Einen weiten Bogen schlägt die Autorin von der fenestralen Durchdringung und den illusionistischen Durch- und Ausblicken des südniederländisch-katalanischen Gebetsbuchs zur Perforierung von Seiten in der zeitgenössischen Buchkunst. Überhaupt das Loch: gestanzt, gestochen, gelasert in Mauro Belleis Cent mille petits points, auf den Punkt gebracht als Stichpunkt, als Stichreproduktion, als Rasterpunkt im Stundenbuch Remake von Peter Malutzki und als Zeitloch. Der einzige Nadelstich von Kunst verbucht sind Rechtschreibfehler. Sind es Zeiten mit Lochstanzungen oder Seiten mit Lochstanzungen? Wegwitz? Wegewitz. Da könnte Kunst verbucht selbst zum Künstlerbuch werden, wenn man bei den Rechtschreibfehlern jeweils ein Loch stanzte und einen Faden durchfädelte wie beim Palmblattcodex – Löcher zwischen Buchstaben avant la lettre – avant la lette – Zeitlöcher.

Die Autorin rekurriert überwiegend auf die Künstlerbuchsammlungen des Klingspor Museums in Offenbach (Stefan Soltek hat das Nachwort geschrieben) und der Universitätsbibliothek in Frankfurt am Main.

Das Stundenbuch ist Quelle der Inspiration für Tatjana Bergelts gestanztes Insel-Buch, als Zeitrundblick über einen Tag für Ken Leslies Space + Time und als Zeitstrom für Ulrike Stoltz Fahrten über den Rhein mit der S-Bahn von Frankfurt nach Mainz.

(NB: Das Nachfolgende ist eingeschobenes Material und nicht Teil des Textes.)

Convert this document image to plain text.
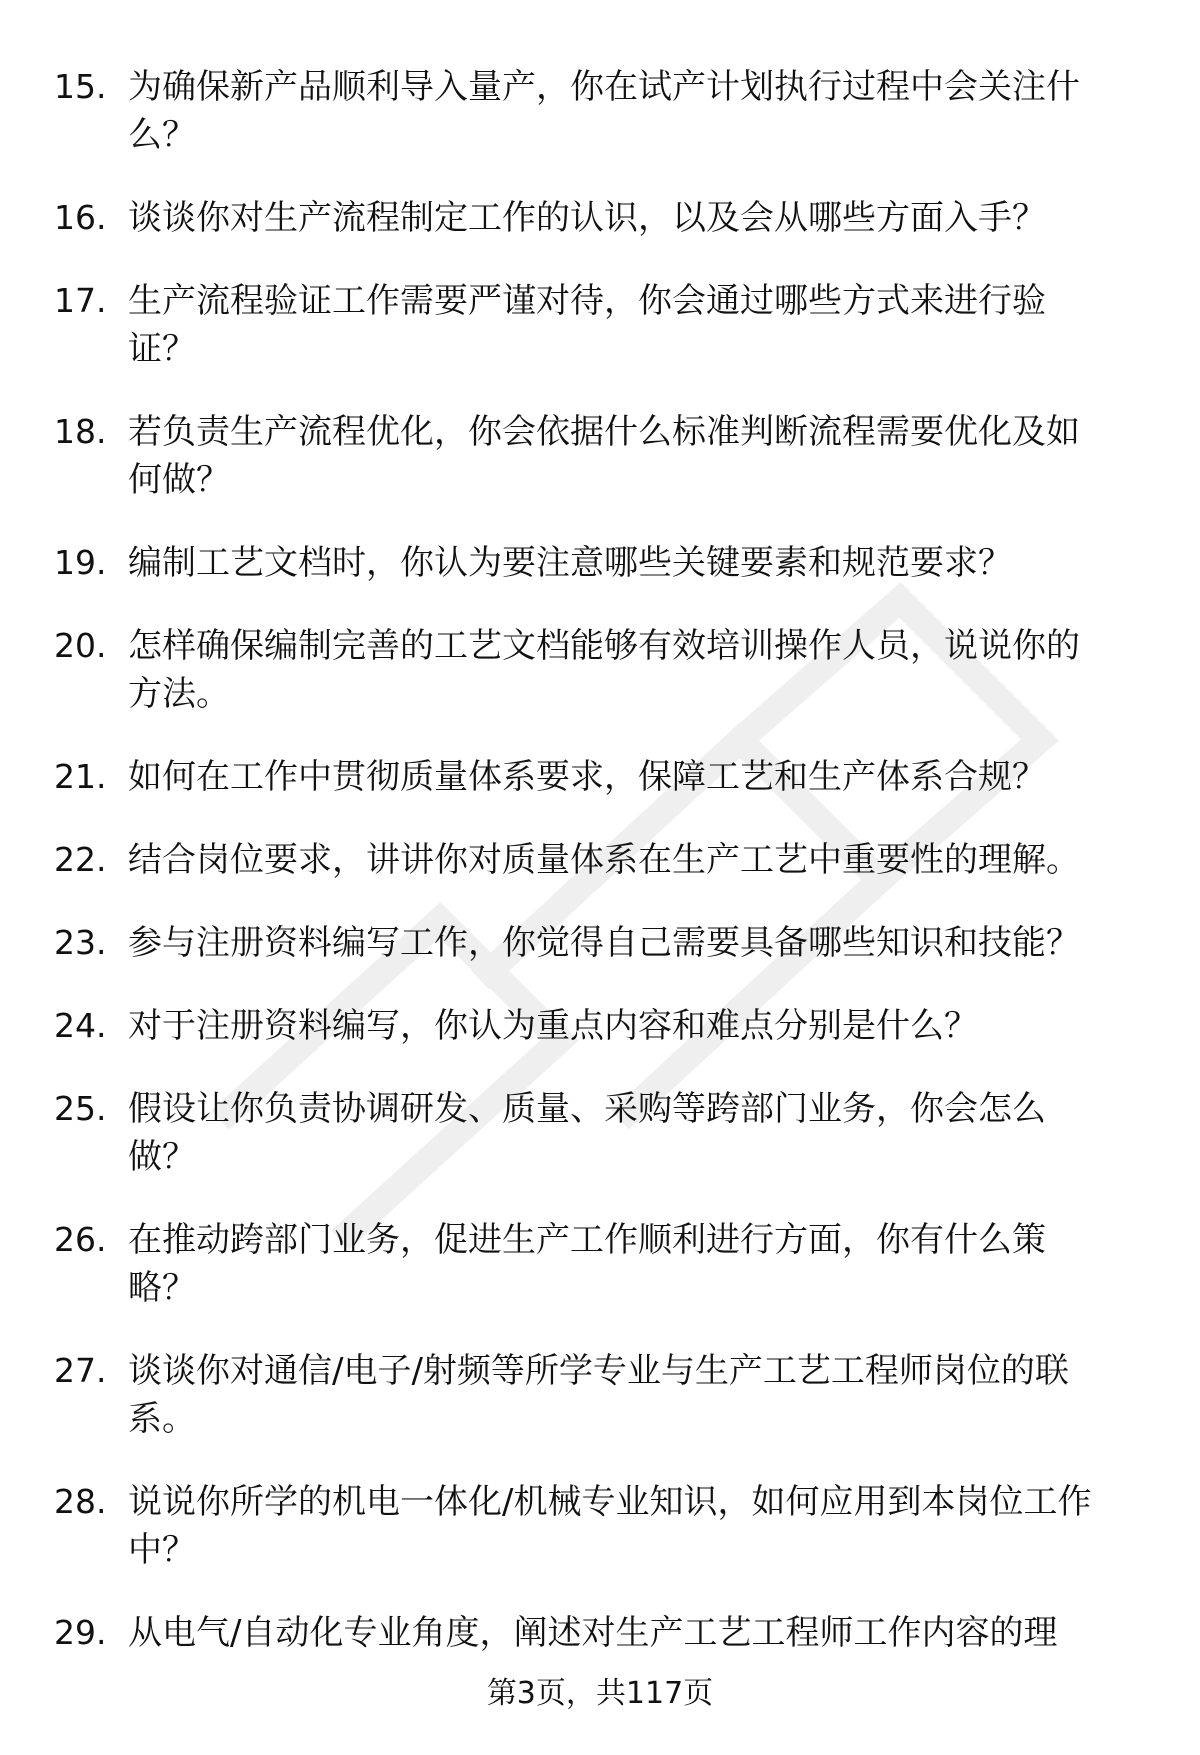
15. 为确保新产品顺利导入量产，你在试产计划执行过程中会关注什
么？
16. 谈谈你对生产流程制定工作的认识，以及会从哪些方面入手？
17. 生产流程验证工作需要严谨对待，你会通过哪些方式来进行验
证？
18. 若负责生产流程优化，你会依据什么标准判断流程需要优化及如
何做？
19. 编制工艺文档时，你认为要注意哪些关键要素和规范要求？
20. 怎样确保编制完善的工艺文档能够有效培训操作人员，说说你的
方法。
21. 如何在工作中贯彻质量体系要求，保障工艺和生产体系合规？
22. 结合岗位要求，讲讲你对质量体系在生产工艺中重要性的理解。
23. 参与注册资料编写工作，你觉得自己需要具备哪些知识和技能？
24. 对于注册资料编写，你认为重点内容和难点分别是什么？
25. 假设让你负责协调研发、质量、采购等跨部门业务，你会怎么
做？
26. 在推动跨部门业务，促进生产工作顺利进行方面，你有什么策
略？
27. 谈谈你对通信/电子/射频等所学专业与生产工艺工程师岗位的联
系。
28. 说说你所学的机电一体化/机械专业知识，如何应用到本岗位工作
中？
29. 从电气/自动化专业角度，阐述对生产工艺工程师工作内容的理
第3页，共117页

Daniela Deeg und Cynthia Lollis nähern sich dem modernen Zeitgefühl mit dem Fotoapparat und einem Zeitplan als Maßeinheit für Distanzen. Das Menschenbild in Très riches heures 1412 inspiriert Ryoko Adachi 2004/2005 zu irisierenden Wesen.

Was für herrliche Wörter und Alphabete findet der Leser: ein Alefbet in Joshua Reicherts Schöpfungsalphabet, das Traumalphabet von Roswitha Quadflieg und ein Architectonisches Alphabet von Johann David Steingruber, Schwabach 1773.

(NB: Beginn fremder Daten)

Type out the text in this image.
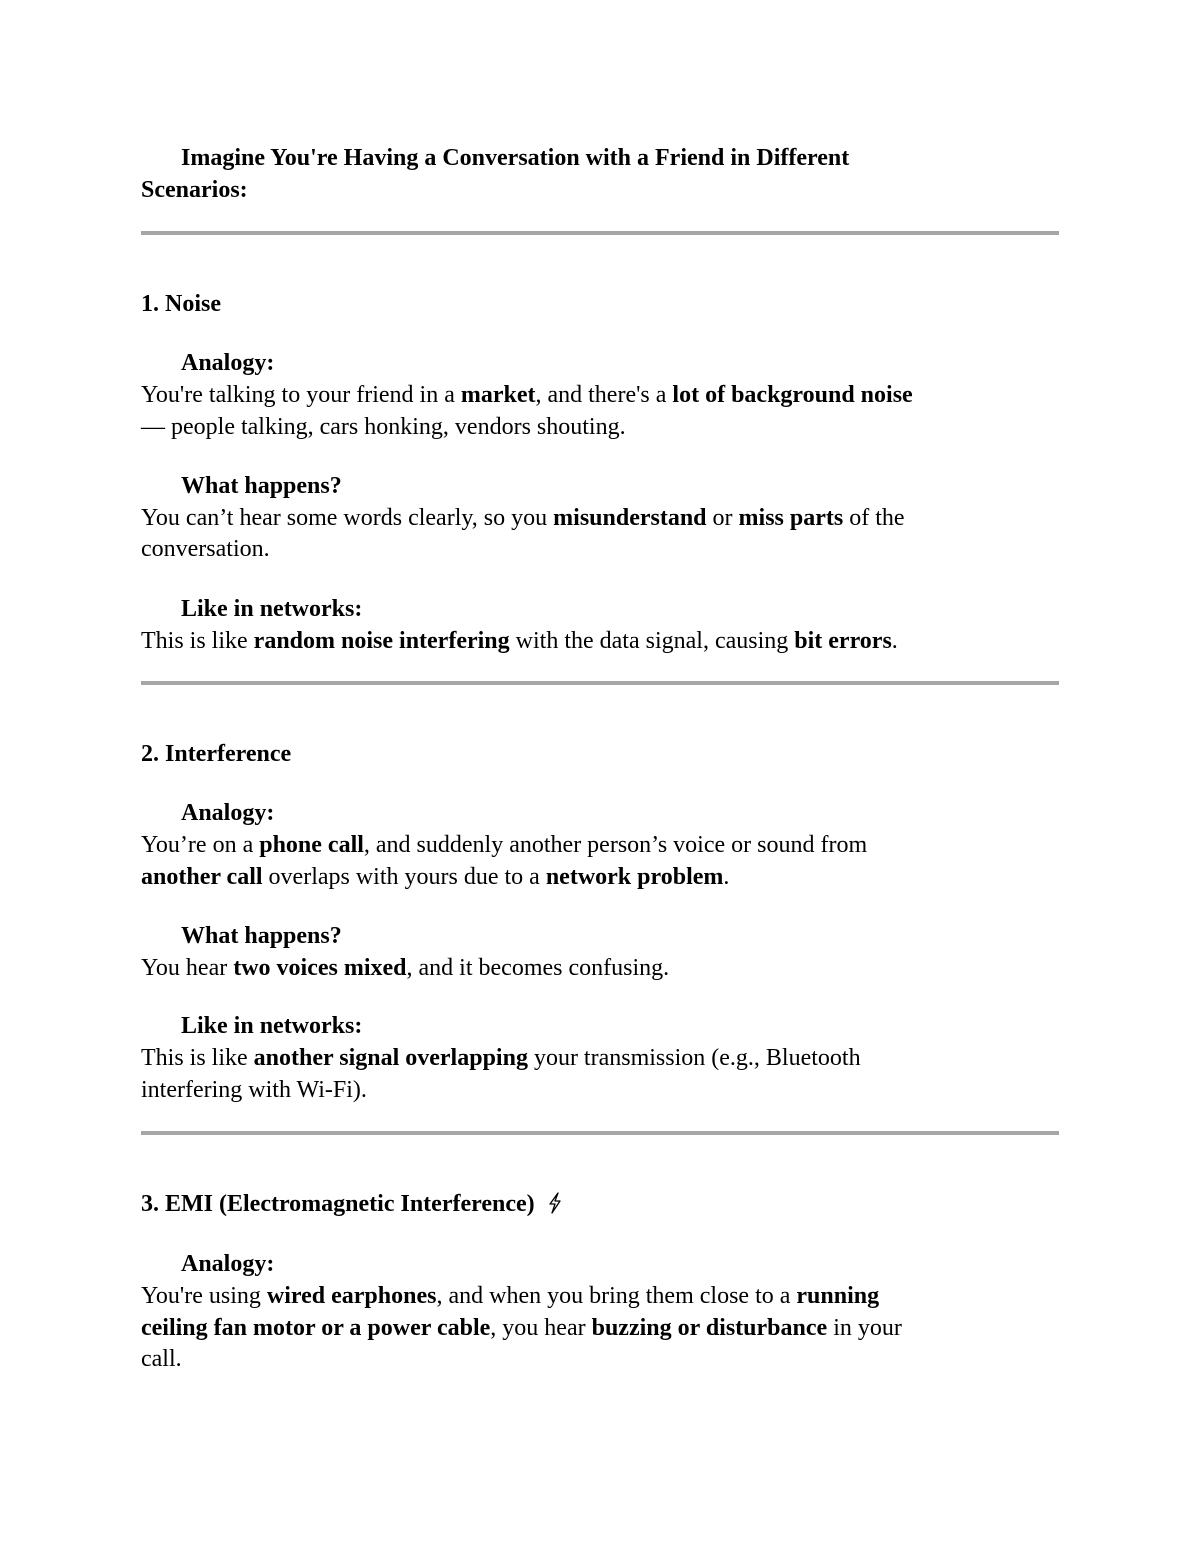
Imagine You're Having a Conversation with a Friend in Different
Scenarios:
1. Noise
Analogy:
You're talking to your friend in a market, and there's a lot of background noise
— people talking, cars honking, vendors shouting.
What happens?
You can’t hear some words clearly, so you misunderstand or miss parts of the
conversation.
Like in networks:
This is like random noise interfering with the data signal, causing bit errors.
2. Interference
Analogy:
You’re on a phone call, and suddenly another person’s voice or sound from
another call overlaps with yours due to a network problem.
What happens?
You hear two voices mixed, and it becomes confusing.
Like in networks:
This is like another signal overlapping your transmission (e.g., Bluetooth
interfering with Wi-Fi).
3. EMI (Electromagnetic Interference)
Analogy:
You're using wired earphones, and when you bring them close to a running
ceiling fan motor or a power cable, you hear buzzing or disturbance in your
call.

Viola Hildebrand-Schat zeigt Querverbindungen der verbuchten Kunst auf zwischen den Alten und der Jetztzeit, zwischen Galileo Galileis Siderius Nuncius 1610 und Karin Innerlings Sterntagebüchern 1996. Aus dem 19. Jahrhundert ragen William Blake mit seiner ganz eigenen Spiritualität und Drucktechnik und William Morris und sein Gesamtkunstwerk heraus und inspirieren uns Heutige, genauso wie die Leuchttürme der Buchkunst des 20. Jahrhunderts Henry van de Velde, Frans Masereel, Rudolf Koch und Claire Van Vliet.

Das eigenwillige zeitgenössische Künstlerbuch versucht sich mit ganz subjektiven Erklärungsmodellen zur Entstehung und Entwicklung der Welt (Kosmogonie) und zur Kosmologie, der Lehre von der Welt.

Künstler schreiben weiter an der Kosmographie, der Wissenschaft von der Beschreibung der Erde und des Weltalls. Bei der Beschäftigung mit den ungelösten Welträtseln spielen gerade der einsame Künstlerstandpunkt, der verrückte Blickwinkel und die daraus resultierende originelle Perspektive eine wichtige Rolle. Viola Hildebrand-Schats hervorragend bebildertes und systematisch gegliedertes Kunst verbucht verhilft dem von den Künstlern leidenschaftlich betriebenen und vom Kunstmarkt stiefmütterlich behandelten Betätigungsfeld der Künstlerbücher zu mehr Aufmerksamkeit und findet hoffentlich eine zahlreiche Leserschaft.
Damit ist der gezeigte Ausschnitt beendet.